The telecommunications, banking, energy and manufacturing sectors registered increased activity.

In the telecoms sector, Safaricom recorded an average turnover of Ksh5.84 billion ($58.4 million) while in the banking sector, investors kept a keen eye on the shares of Equity Bank, KCB, NIC, Diamond Trust Bank (DTB), Co-operative Bank and Barclays Bank, in the wake of its rebranding.

Kenol Kobil moved shares totalling Ksh3 billion ($30 million) while East African Breweries Ltd's shares worth Ksh 1.25 billion ($12.5 million) were traded. Bamburi Cement moved Ksh388 million ($3.88 million) worth of shares.

According to the Capital Markets Authority, activity on the NSE was buoyed by Kenyan investors, who controlled 78.87 per cent of the trading activities, followed by foreigners at 20.04 per cent while East African investors (Rwanda, Tanzania, Uganda, Burundi and South Sudan) contributed a paltry 1.09 per cent of the market.

Individual investors dominated the NSE at 45.83 per cent compared with corporates at 33.04 per cent.

The majority of shares -- 7.43 billion -- were held by male investors compared with female investors who owned 3.76 billion shares.

The average foreign investor participation as measured by equity turnover accounted for 50.98 per cent in the three months to March 31, compared with 64.75 per cent in the previous quarter (October-December 2017).

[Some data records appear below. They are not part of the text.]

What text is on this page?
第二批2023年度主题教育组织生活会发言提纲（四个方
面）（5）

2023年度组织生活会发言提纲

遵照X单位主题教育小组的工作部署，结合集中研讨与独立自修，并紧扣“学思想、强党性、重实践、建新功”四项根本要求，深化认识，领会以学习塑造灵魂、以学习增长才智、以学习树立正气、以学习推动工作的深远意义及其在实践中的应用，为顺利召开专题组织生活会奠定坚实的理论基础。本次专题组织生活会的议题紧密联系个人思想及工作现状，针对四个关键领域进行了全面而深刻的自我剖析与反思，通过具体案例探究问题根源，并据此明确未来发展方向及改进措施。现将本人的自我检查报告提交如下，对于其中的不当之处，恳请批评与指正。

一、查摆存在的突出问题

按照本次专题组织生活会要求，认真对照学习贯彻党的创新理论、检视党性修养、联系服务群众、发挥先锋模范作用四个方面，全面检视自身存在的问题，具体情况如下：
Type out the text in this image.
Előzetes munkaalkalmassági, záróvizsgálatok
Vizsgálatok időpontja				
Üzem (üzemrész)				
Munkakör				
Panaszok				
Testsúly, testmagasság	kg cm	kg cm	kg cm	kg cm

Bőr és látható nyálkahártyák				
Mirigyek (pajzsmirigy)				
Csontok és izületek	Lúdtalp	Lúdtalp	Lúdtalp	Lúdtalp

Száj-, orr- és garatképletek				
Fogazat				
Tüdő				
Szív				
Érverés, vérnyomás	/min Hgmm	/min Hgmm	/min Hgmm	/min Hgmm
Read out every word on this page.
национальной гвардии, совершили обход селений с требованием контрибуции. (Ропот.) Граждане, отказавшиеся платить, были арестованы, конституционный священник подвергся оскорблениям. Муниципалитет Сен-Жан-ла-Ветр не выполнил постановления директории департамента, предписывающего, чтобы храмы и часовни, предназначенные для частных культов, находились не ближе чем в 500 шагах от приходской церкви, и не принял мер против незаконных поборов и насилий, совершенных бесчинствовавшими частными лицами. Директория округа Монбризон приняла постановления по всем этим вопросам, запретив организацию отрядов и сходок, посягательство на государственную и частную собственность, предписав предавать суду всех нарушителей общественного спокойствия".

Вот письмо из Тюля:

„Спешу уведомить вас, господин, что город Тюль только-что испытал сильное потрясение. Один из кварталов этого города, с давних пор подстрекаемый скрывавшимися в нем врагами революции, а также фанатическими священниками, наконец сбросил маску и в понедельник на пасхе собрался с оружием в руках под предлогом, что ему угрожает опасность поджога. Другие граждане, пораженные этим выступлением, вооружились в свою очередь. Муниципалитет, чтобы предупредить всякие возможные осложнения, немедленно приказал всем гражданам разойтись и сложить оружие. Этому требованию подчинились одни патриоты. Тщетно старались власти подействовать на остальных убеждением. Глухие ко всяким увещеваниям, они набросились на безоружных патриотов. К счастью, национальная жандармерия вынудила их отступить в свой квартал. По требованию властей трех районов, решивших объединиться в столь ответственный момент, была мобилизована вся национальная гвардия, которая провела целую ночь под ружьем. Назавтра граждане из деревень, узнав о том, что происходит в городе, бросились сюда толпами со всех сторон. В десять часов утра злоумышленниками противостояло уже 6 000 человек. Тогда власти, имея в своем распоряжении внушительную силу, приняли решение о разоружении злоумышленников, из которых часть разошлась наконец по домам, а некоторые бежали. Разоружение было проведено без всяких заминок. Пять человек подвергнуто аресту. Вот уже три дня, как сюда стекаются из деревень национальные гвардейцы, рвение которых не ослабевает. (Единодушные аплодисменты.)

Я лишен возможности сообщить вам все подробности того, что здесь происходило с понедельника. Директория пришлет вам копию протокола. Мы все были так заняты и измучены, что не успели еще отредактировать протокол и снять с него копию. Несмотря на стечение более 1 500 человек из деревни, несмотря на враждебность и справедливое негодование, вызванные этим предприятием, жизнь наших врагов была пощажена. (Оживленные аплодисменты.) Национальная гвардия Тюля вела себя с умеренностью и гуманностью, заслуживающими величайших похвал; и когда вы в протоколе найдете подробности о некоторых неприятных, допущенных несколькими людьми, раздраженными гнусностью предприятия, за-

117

According to Stratlink, Tanzania is looking to introduce special tax incentives for investors wishing to set up new industries in the country after a report released by Venture Capital Association indicated that the country is still lagging behind its peers in attracting private equity deals.

The country attracted just about 17 per cent of the estimated $2.4 billion in venture capital coming into the region while accounting for just 10 per cent of the total deals.

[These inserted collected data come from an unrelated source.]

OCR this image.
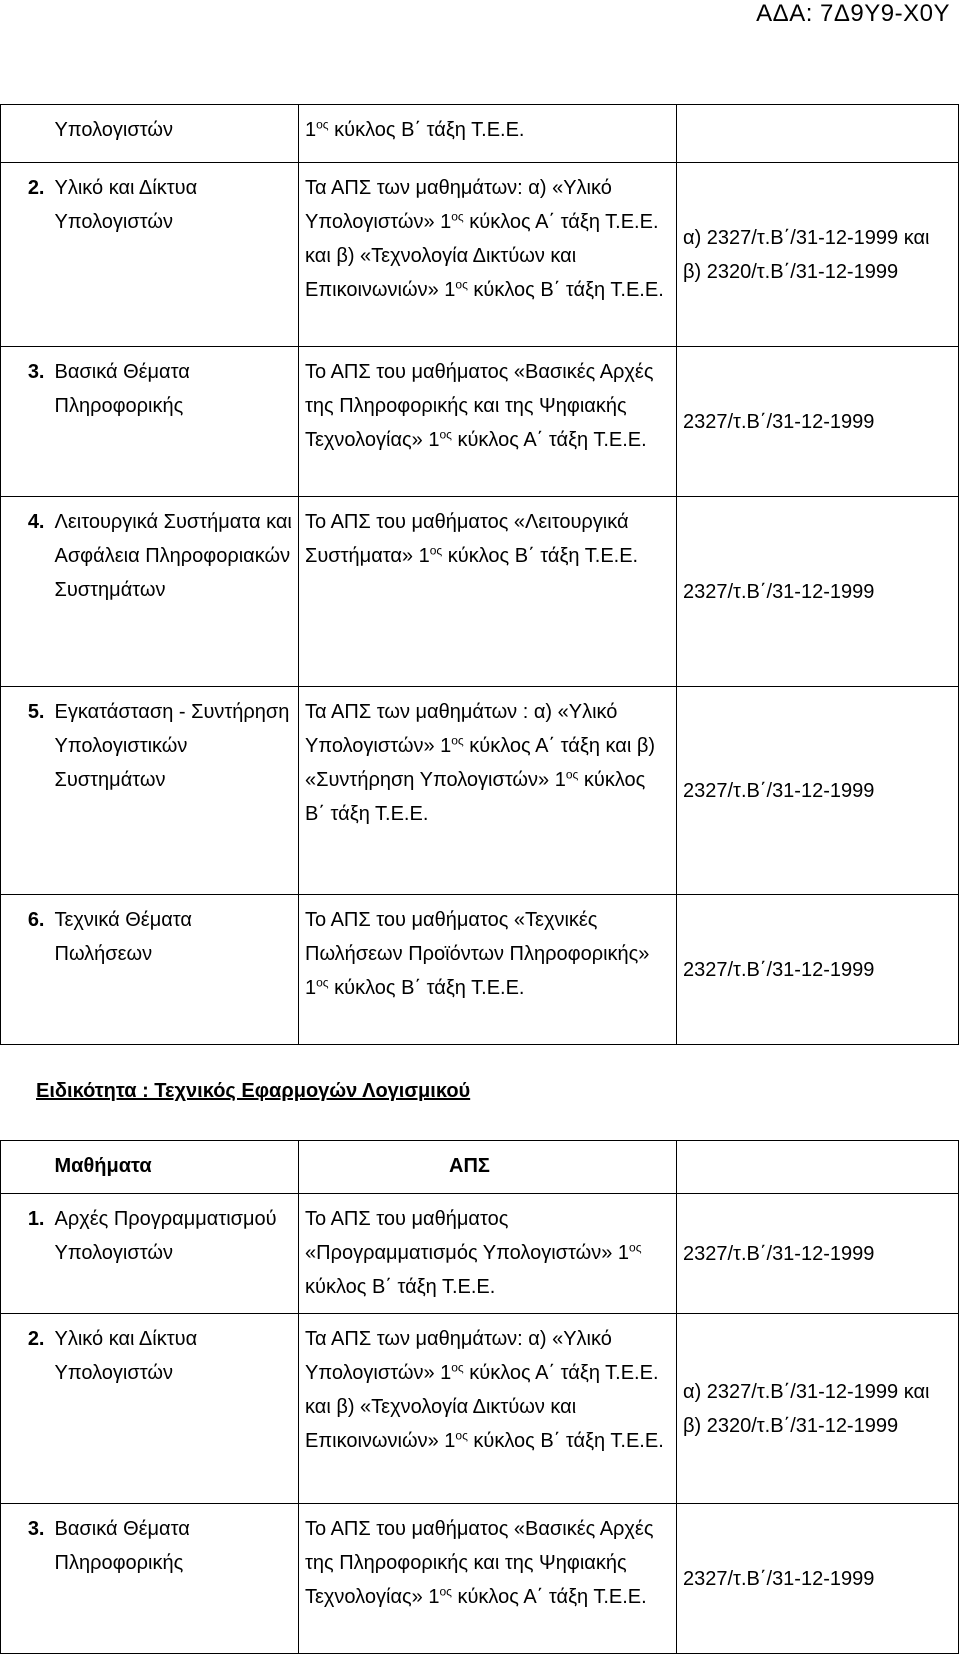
ΑΔΑ: 7Δ9Υ9-Χ0Υ
	Υπολογιστών	$1^{o\varsigma}$ κύκλος Β΄ τάξη Τ.Ε.Ε.	
2.	Υλικό και Δίκτυα Υπολογιστών	Τα ΑΠΣ των μαθημάτων: α) «Υλικό Υπολογιστών» $1^{o\varsigma}$ κύκλος Α΄ τάξη Τ.Ε.Ε. και β) «Τεχνολογία Δικτύων και Επικοινωνιών» $1^{o\varsigma}$ κύκλος Β΄ τάξη Τ.Ε.Ε.	α) 2327/τ.Β΄/31-12-1999 και β) 2320/τ.Β΄/31-12-1999
3.	Βασικά Θέματα Πληροφορικής	Το ΑΠΣ του μαθήματος «Βασικές Αρχές της Πληροφορικής και της Ψηφιακής Τεχνολογίας» $1^{o\varsigma}$ κύκλος Α΄ τάξη Τ.Ε.Ε.	2327/τ.Β΄/31-12-1999
4.	Λειτουργικά Συστήματα και Ασφάλεια Πληροφοριακών Συστημάτων	Το ΑΠΣ του μαθήματος «Λειτουργικά Συστήματα» $1^{o\varsigma}$ κύκλος Β΄ τάξη Τ.Ε.Ε.	2327/τ.Β΄/31-12-1999
5.	Εγκατάσταση - Συντήρηση Υπολογιστικών Συστημάτων	Τα ΑΠΣ των μαθημάτων : α) «Υλικό Υπολογιστών» $1^{o\varsigma}$ κύκλος Α΄ τάξη και β) «Συντήρηση Υπολογιστών» $1^{o\varsigma}$ κύκλος Β΄ τάξη Τ.Ε.Ε.	2327/τ.Β΄/31-12-1999
6.	Τεχνικά Θέματα Πωλήσεων	Το ΑΠΣ του μαθήματος «Τεχνικές Πωλήσεων Προϊόντων Πληροφορικής» $1^{o\varsigma}$ κύκλος Β΄ τάξη Τ.Ε.Ε.	2327/τ.Β΄/31-12-1999
Ειδικότητα : Τεχνικός Εφαρμογών Λογισμικού
	Μαθήματα	ΑΠΣ	
1.	Αρχές Προγραμματισμού Υπολογιστών	Το ΑΠΣ του μαθήματος «Προγραμματισμός Υπολογιστών» $1^{o\varsigma}$ κύκλος Β΄ τάξη Τ.Ε.Ε.	2327/τ.Β΄/31-12-1999
2.	Υλικό και Δίκτυα Υπολογιστών	Τα ΑΠΣ των μαθημάτων: α) «Υλικό Υπολογιστών» $1^{o\varsigma}$ κύκλος Α΄ τάξη Τ.Ε.Ε. και β) «Τεχνολογία Δικτύων και Επικοινωνιών» $1^{o\varsigma}$ κύκλος Β΄ τάξη Τ.Ε.Ε.	α) 2327/τ.Β΄/31-12-1999 και β) 2320/τ.Β΄/31-12-1999
3.	Βασικά Θέματα Πληροφορικής	Το ΑΠΣ του μαθήματος «Βασικές Αρχές της Πληροφορικής και της Ψηφιακής Τεχνολογίας» $1^{o\varsigma}$ κύκλος Α΄ τάξη Τ.Ε.Ε.	2327/τ.Β΄/31-12-1999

In 2013, the Tanzanian government set itself the goal of reducing tax incentives offered to businesses to just about one per cent of the GDP, from about 4.3 per cent of GDP in 2012.

In 2015, Tanzania had to amend the Value Added Tax Act in an attempt to close corporate tax loopholes and plug widening fiscal deficits.

This resulted in a year-long $600 million tussle between government and Dangote Cement over investment incentives related to a new cement plant, after the company claimed the government was reneging on promises made by the previous administration to provide tax incentives for it to invest in Tanzania.

In Uganda, the Umeme counter led the market with 65.11 per cent of the total value traded, followed by Stanbic Bank Uganda (22.71 per cent), Development Finance Company of Uganda (8.79 per cent) while Bank of Baroda Uganda traded 2.89 per cent of total turnover.

The other counters traded a combined 0.50 per cent including cross-listed Centum Investments with 0.07 per cent and KCB with 0.02 per cent.

"Market activity on the Uganda Securities Exchange in the first quarter of 2018 was largely driven by investor optimism ahead of earnings releases at the end of the quarter.

"Investors appear to have anticipated a better than expected financial performance across all the listed financial institutions, these gained an average of 17.67 per cent on their prices," said Zacheus Mushaija, an analyst at Crested Capital Ltd.

"Market capitalisation on the USE also registered gains growing by 11.51 per cent in the three months. However, despite the gains registered on the USE, value traded on the bourse declined 11.23 per cent from the previous quarter."